Tasua dan Asyura
Secara bahasa kata عَاشُورَاء memiliki wazan فَاعُوْلَاء dan mengandung alif ta’nits mamdudah (ألف التأنيث الممدودة), menurut Ibnu Duraid, kata عَاشُورَاء tidak memiliki mutsanna (bilangan dua). Sebagian kitab bahasa menyebut bahwa kata عَاشُورَاء ini tidak bisa dimasukkan alif dan lam di awal. Disebut Asyura karena terikat dengan hari ke sepuluh bulan Muharram.
Adapu kata تاسوعاء atau hari kesembilan adalah huruf Muwallad. Huruf Muwallad menurut Rajab Abdul Jawwad Ibrahim dalam buku ‘Dirasah fid Dalalah wal Mu’jam’ adalah kata-kata yang diarabkan oleh generasi pertama pada masa Umawiyah dan setelahnya.
Paskah Yahudi
Selama 400 tahun, bangsa Israel tinggal sebagai budak di Mesir dan mengalami penindasan keras dari rajanya, Firaun.
Paskah Yahudi atau Pesakh adalah hari raya yang dikaitkan dengan peristiwa keluarnya Bani Israil dari Mesir, di mana Firaun telah memperbudak mereka. Allah Swt. menyelamatkan mereka melalui pemimpinnya, Nabi Musa dengan berbagai mukjizat. Kelahiran entitas Yahudi dimulai dengan pembebasan mereka dari perbudakan. Bangsa Israel tidak membebaskan diri mereka sendiri, tetapi Allah yang membebaskan mereka.
Paskah adalah upacara tahunan untuk memperingati mukjizat Allah yang diberikan kepada bangsa Yahudi. Paskah beraasal dari bahasa Ibrani Pesakh yang artinya melewatkan atau menyelamatkan.

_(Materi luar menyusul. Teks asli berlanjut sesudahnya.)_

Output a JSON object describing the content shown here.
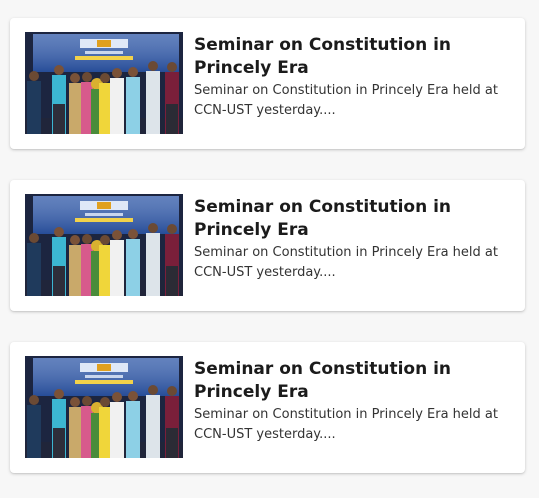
{
  "articles": [
    {
      "title": "Seminar on Constitution in Princely Era",
      "excerpt": "Seminar on Constitution in Princely Era held at CCN-UST yesterday....",
      "image_icon": "seminar-group-photo"
    },
    {
      "title": "Seminar on Constitution in Princely Era",
      "excerpt": "Seminar on Constitution in Princely Era held at CCN-UST yesterday....",
      "image_icon": "seminar-group-photo"
    },
    {
      "title": "Seminar on Constitution in Princely Era",
      "excerpt": "Seminar on Constitution in Princely Era held at CCN-UST yesterday....",
      "image_icon": "seminar-group-photo"
    }
  ]
}
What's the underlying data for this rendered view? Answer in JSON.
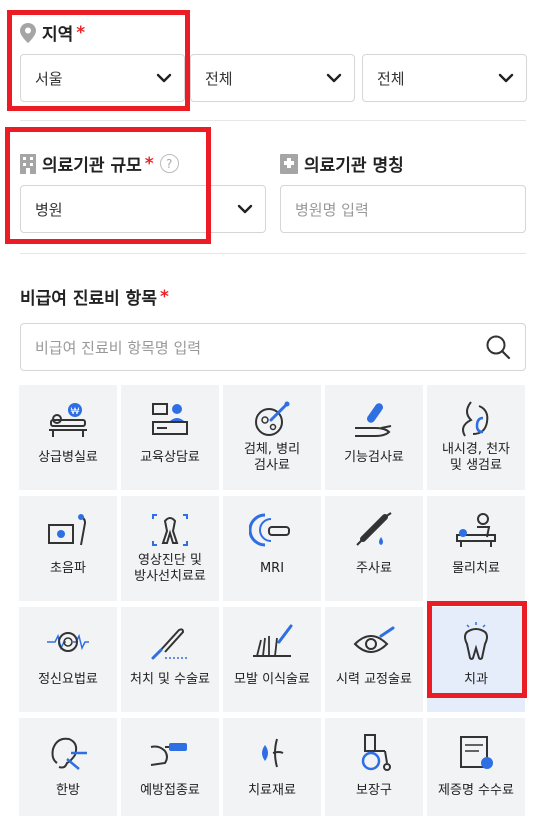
{
  "region": {
    "label": "지역",
    "required_mark": "*",
    "selects": [
      "서울",
      "전체",
      "전체"
    ]
  },
  "institution": {
    "scale_label": "의료기관 규모",
    "scale_required_mark": "*",
    "scale_help": "?",
    "scale_value": "병원",
    "name_label": "의료기관 명칭",
    "name_placeholder": "병원명 입력"
  },
  "items": {
    "label": "비급여 진료비 항목",
    "required_mark": "*",
    "search_placeholder": "비급여 진료비 항목명 입력",
    "categories": [
      {
        "label": "상급병실료",
        "icon": "hospital-bed-icon"
      },
      {
        "label": "교육상담료",
        "icon": "counseling-desk-icon"
      },
      {
        "label": "검체, 병리\n검사료",
        "icon": "specimen-test-icon"
      },
      {
        "label": "기능검사료",
        "icon": "function-test-icon"
      },
      {
        "label": "내시경, 천자\n및 생검료",
        "icon": "endoscope-icon"
      },
      {
        "label": "초음파",
        "icon": "ultrasound-icon"
      },
      {
        "label": "영상진단 및\n방사선치료료",
        "icon": "xray-icon"
      },
      {
        "label": "MRI",
        "icon": "mri-icon"
      },
      {
        "label": "주사료",
        "icon": "syringe-icon"
      },
      {
        "label": "물리치료",
        "icon": "physical-therapy-icon"
      },
      {
        "label": "정신요법료",
        "icon": "brain-icon"
      },
      {
        "label": "처치 및 수술료",
        "icon": "scalpel-icon"
      },
      {
        "label": "모발 이식술료",
        "icon": "hair-transplant-icon"
      },
      {
        "label": "시력 교정술료",
        "icon": "eye-icon"
      },
      {
        "label": "치과",
        "icon": "tooth-icon"
      },
      {
        "label": "한방",
        "icon": "acupuncture-ear-icon"
      },
      {
        "label": "예방접종료",
        "icon": "vaccine-icon"
      },
      {
        "label": "치료재료",
        "icon": "treatment-material-icon"
      },
      {
        "label": "보장구",
        "icon": "wheelchair-icon"
      },
      {
        "label": "제증명 수수료",
        "icon": "certificate-icon"
      }
    ]
  },
  "colors": {
    "required": "#e8252a",
    "highlight": "#ec1c24",
    "icon_blue": "#2f6fe4",
    "cell_bg": "#f2f3f5",
    "cell_selected_bg": "#e5edfb"
  }
}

Secara harfiah merujuk pada perbuatan Allah, yang melewati rumah rumah bangsa Israel yang telah ditandai dengan darah di pintu pintu rumah mereka, Allah menyelamatkan mereka dari malapetaka.
Dalam konteks Yahudi, paskah merupakan perayaan penebusan besar Tuhan pada peristiwa Keluaran, saat Tuhan memimpin bangsa Israel keluar dari perbudakan Mesir menuju kebebasan. Bersama dengan Shavuot (Perayaan Minggu) dan Sukkot (Perayaan Pondok Daun), Paskah menjadi salah satu dari tiga ziarah kuno Israel, para pria dewasa berjalan ke Bait Suci di Yerussalem untuk mempersembahkan korban dan merasakan kehadiran ilahi.

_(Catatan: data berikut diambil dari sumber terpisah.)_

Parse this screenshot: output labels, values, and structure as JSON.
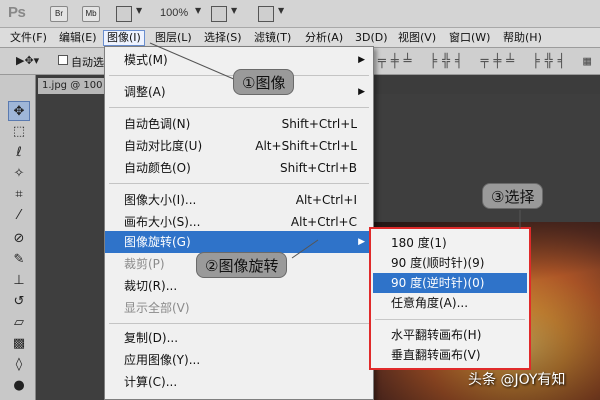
{
  "app": {
    "logo": "Ps",
    "br_button": "Br",
    "mb_button": "Mb",
    "zoom": "100%"
  },
  "menubar": {
    "items": [
      "文件(F)",
      "编辑(E)",
      "图像(I)",
      "图层(L)",
      "选择(S)",
      "滤镜(T)",
      "分析(A)",
      "3D(D)",
      "视图(V)",
      "窗口(W)",
      "帮助(H)"
    ]
  },
  "options": {
    "auto_select": "自动选"
  },
  "document": {
    "tab": "1.jpg @ 100"
  },
  "menu": {
    "items": [
      {
        "label": "模式(M)",
        "shortcut": "",
        "submenu": true,
        "disabled": false
      },
      {
        "label": "调整(A)",
        "shortcut": "",
        "submenu": true,
        "disabled": false
      },
      {
        "label": "自动色调(N)",
        "shortcut": "Shift+Ctrl+L",
        "submenu": false,
        "disabled": false
      },
      {
        "label": "自动对比度(U)",
        "shortcut": "Alt+Shift+Ctrl+L",
        "submenu": false,
        "disabled": false
      },
      {
        "label": "自动颜色(O)",
        "shortcut": "Shift+Ctrl+B",
        "submenu": false,
        "disabled": false
      },
      {
        "label": "图像大小(I)...",
        "shortcut": "Alt+Ctrl+I",
        "submenu": false,
        "disabled": false
      },
      {
        "label": "画布大小(S)...",
        "shortcut": "Alt+Ctrl+C",
        "submenu": false,
        "disabled": false
      },
      {
        "label": "图像旋转(G)",
        "shortcut": "",
        "submenu": true,
        "disabled": false,
        "highlighted": true
      },
      {
        "label": "裁剪(P)",
        "shortcut": "",
        "submenu": false,
        "disabled": true
      },
      {
        "label": "裁切(R)...",
        "shortcut": "",
        "submenu": false,
        "disabled": false
      },
      {
        "label": "显示全部(V)",
        "shortcut": "",
        "submenu": false,
        "disabled": true
      },
      {
        "label": "复制(D)...",
        "shortcut": "",
        "submenu": false,
        "disabled": false
      },
      {
        "label": "应用图像(Y)...",
        "shortcut": "",
        "submenu": false,
        "disabled": false
      },
      {
        "label": "计算(C)...",
        "shortcut": "",
        "submenu": false,
        "disabled": false
      }
    ]
  },
  "submenu": {
    "items": [
      {
        "label": "180 度(1)"
      },
      {
        "label": "90 度(顺时针)(9)"
      },
      {
        "label": "90 度(逆时针)(0)",
        "highlighted": true
      },
      {
        "label": "任意角度(A)..."
      },
      {
        "label": "水平翻转画布(H)"
      },
      {
        "label": "垂直翻转画布(V)"
      }
    ]
  },
  "callouts": {
    "step1": "①图像",
    "step2": "②图像旋转",
    "step3": "③选择"
  },
  "watermark": "头条 @JOY有知",
  "colors": {
    "highlight": "#2f73c9",
    "submenu_border": "#e02a2a",
    "callout_bg": "#9a9a9a"
  }
}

Sejak kehancuran Bait Suci ke dua, perayaan paskah beralih ke ritual makan malam yang dikenal dengan nama Seder yang biasanya dilaksanakan di rumah. Keluarga berkumpul untuk melakukan upacara makan malam yang dipenuhi simbolisme dan ritual.
Asyura dan Komitmen Islam terhadap Risalah Nabi Musa
Kaum Yahudi dan Nasrani mungkin akan terkejut ketika mengetahui bahwa umat Islam diperintahkan oleh Nabi Muhammad ﷺ untuk memperingati peristiwa penyelamatan Bani Israil dari perbudakan Firaun.
Mereka akan terkejut mengetahui bahwa risalah Nabi Muhammad ﷺ adalah untuk mempersatukan seluruh umat manusia dalam penyembahan kepada Tuhan yang Maha Esa—Tuhan yang disembah oleh Nabi Musa yang agung, Tuhan yang disembah oleh Yesus Kristus, dan Tuhan seluruh umat manusia.
Nabi Musa dan Bani Israil adalah kaum yang mulia, agung, dan saleh. Mereka adalah umat pilihan yang dicintai oleh Allah. Dan Nabi Muhammad ﷺ diutus oleh Allah untuk mengembalikan umat manusia—termasuk anak-anak keturunan Bani Israil—kepada jalan para leluhur mereka ini.
Ketika Nabi Muhammad ﷺ hijrah dari Makkah ke Madinah, beliau mendapati bahwa kota tersebut dihuni oleh komunitas Yahudi yang telah menetap di sana sejak penghancuran Bait Suci Kedua di Yerusalem, sekitar lima abad sebelumnya. Kaum Yahudi itu telah bermigrasi ke Madinah dan hidup berdampingan dengan masyarakat Arab—dua bangsa yang berasal dari akar Semitik, dengan bahasa dan sebagian budaya yang saling berdekatan.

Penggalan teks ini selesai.